Sumado a lo anterior se encuentran sus declaraciones en torno a la posible regularización de 11 millones de migrantes por la administración Biden y la atención que se pondría en las votaciones de demócratas y republicanos, para hacer un señalamiento “respetuoso” en su momento. Aunque mencionó expresamente que no quería intervenir en asuntos internos estadounidenses, la realidad es que, al advertir sobre la realización de dicho señalamiento, respetuoso o no, es meterse en un tema, la votación del Congreso de Estados Unidos, que sólo les compete a sus integrantes, a pesar de que, por supuesto puede hacer todas las reclamaciones que sean necesarias para defender a los migrantes mexicanos, que es otro asunto.

La conclusión de los diferentes momentos históricos presentados hasta aquí es que los principios de la política exterior, en particular los de la no intervención y la autodeterminación de los pueblos, se dejan de esgrimir cuando existe una “causa justa superior” que al gobernante en turno mexicano le ha parecido de mayor relevancia.

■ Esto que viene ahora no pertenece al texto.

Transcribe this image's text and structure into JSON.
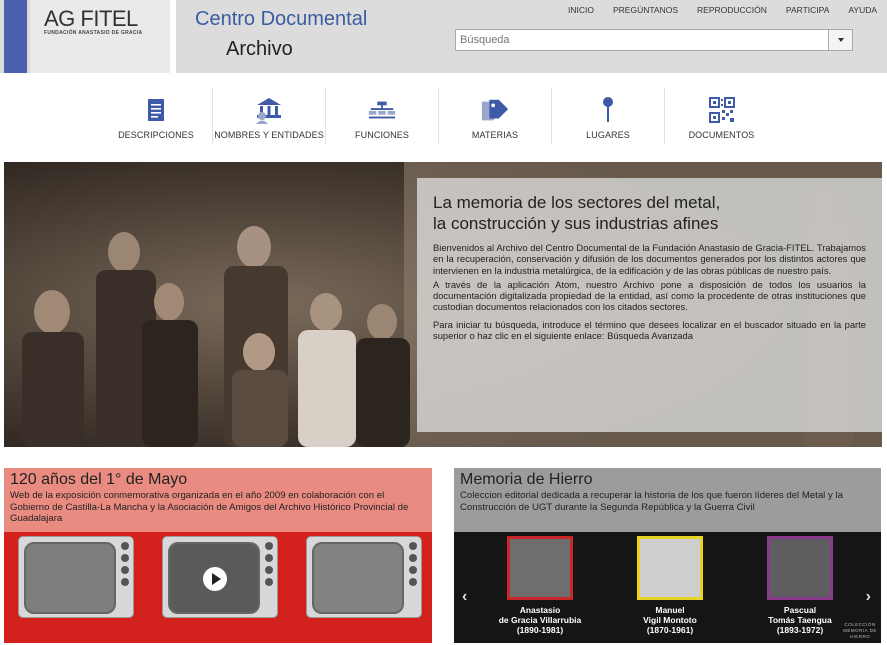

Puede ser la defensa de un gobierno legítimo, democráticamente electo, la protesta ante un golpe de Estado o ante los abusos en contra de la oposición de un gobierno. Incluso se ha dado el caso de que un principio se maneje como superior a otro. Estamos frente a lo que ya se conoce entre los especialistas e incluso funcionarios de carrera del Servicio Exterior mexicano, como el “manejo pragmático” de los principios de política exterior mexicana.